Alex had liked her for so long, noticing how close we got in summer got him truly jealous. He got so jealous that he decided to make a move on her just so I wouldn't.

"I couldn't help it Alex, just like how you couldn't," I said. "You knew that she was my friend when we were younger, I told you how close we were, and yet you still went and made your freaking move," I angrily said.

He couldn't accuse me of being selfish when he practically did the exact same thing. 

"This is not my fault Leon. Don't try to pin this on me," he replied just as angrily. "I asked you if you liked her and you said that you didn't. I would have never made a move if you had said you did." 

I looked down in shame. He was right. Alex would have never tried to do anything to ruin our friendship, especially not over a girl. He was not that kind of person, and neither was I. The fact that my feelings made me think irrationally angered me. I was on the verge of losing the two most important people in my life, and it was all because I couldn't think straight when I was around Maya. I couldn't think straight when I saw her with my best friend, and I hated to think that I wished I was him. That I wished she was with me. 

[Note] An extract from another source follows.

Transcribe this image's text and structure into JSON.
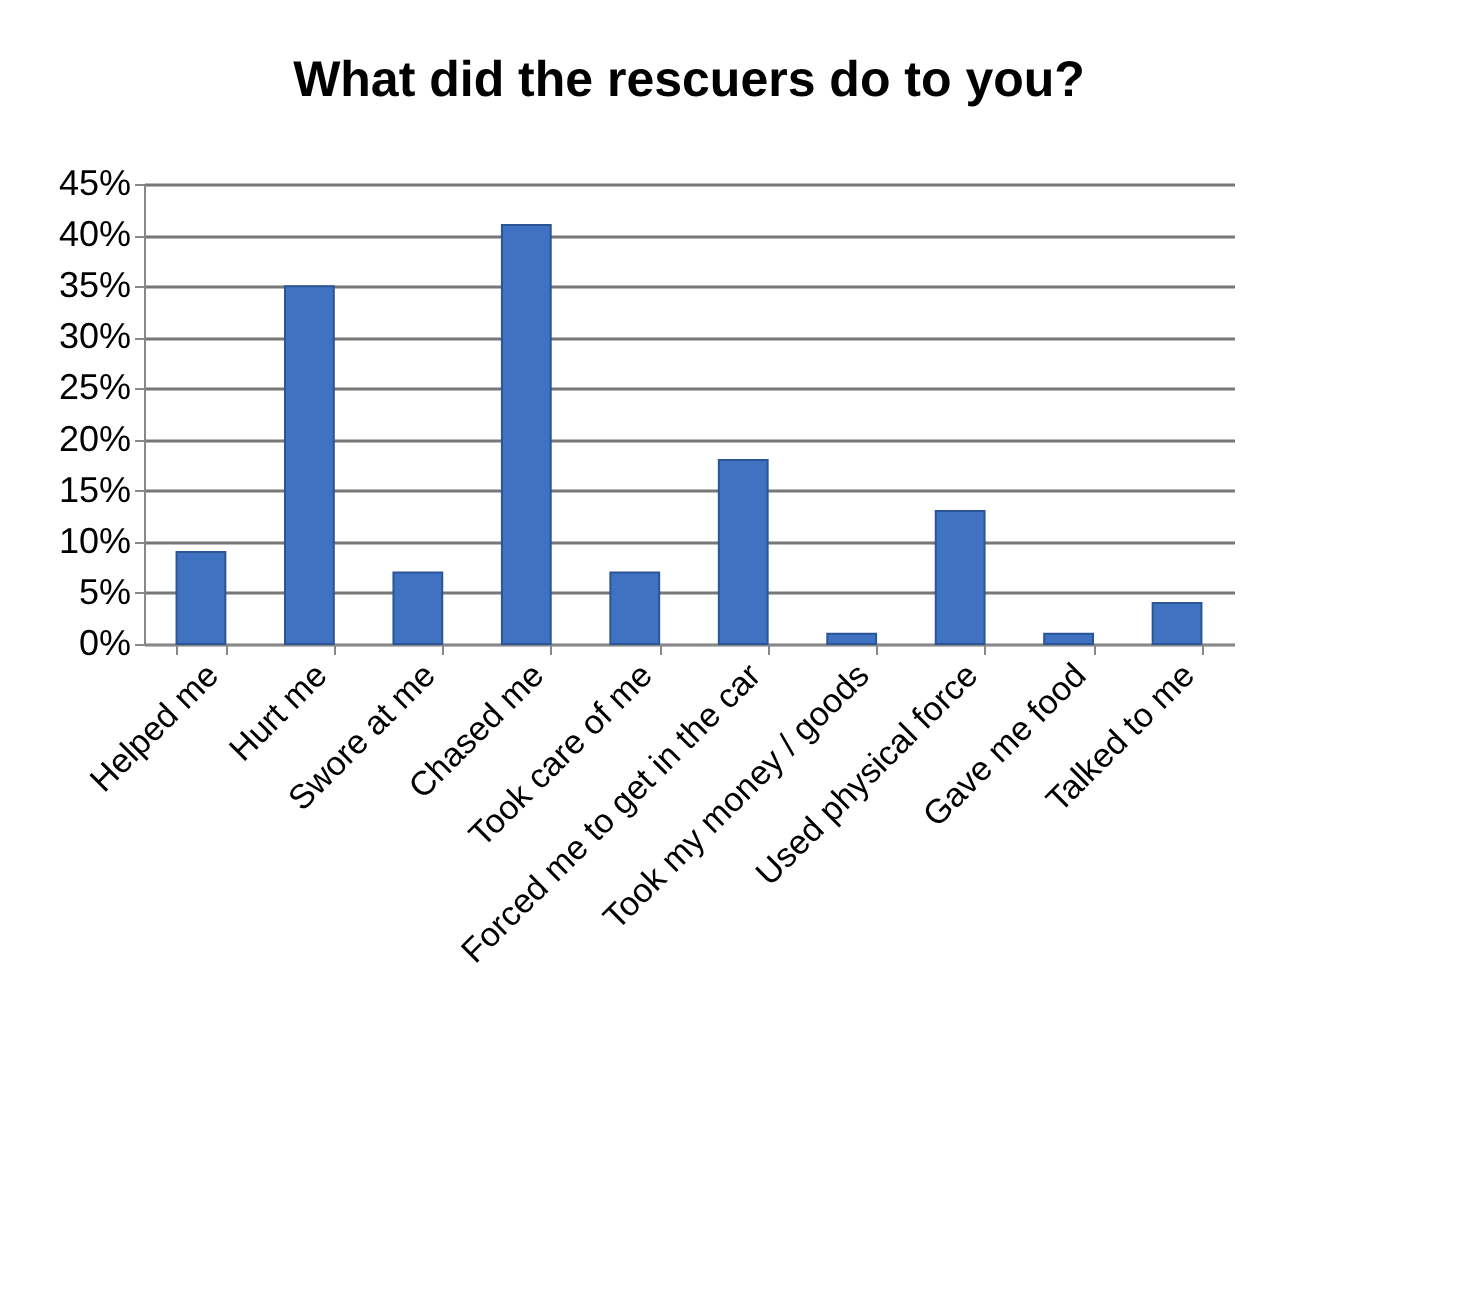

But I didn't lie. At the time I didn't like Maya. She was just one of my closest friends. After summer ended, however, I started seeing her differently. When she started getting closer to Alex, the jealousy was overwhelming. 

"You're right, I'm sorry bro." I said.  

"You're hurting her, you know," he said, looking me dead in the eye.

I felt bad knowing that because of my actions, I was hurting one of the most important people in my life. Maya was always there for me when I needed her, she was the bestest friend that anyone could ever ask for. When she was finally on the verge of being happy with Alex, I went ahead and ruined all of it for her. If I didn't keep my distance, however, my feelings for Maya would never die out.

"I know, and you think I'm not hurting too? But Alex, I have to make these feelings go away somehow, and the closer I am to her, the more impossible it is. I can't have feelings for someone else's girlfriend, especially not yours. I can't do that to you."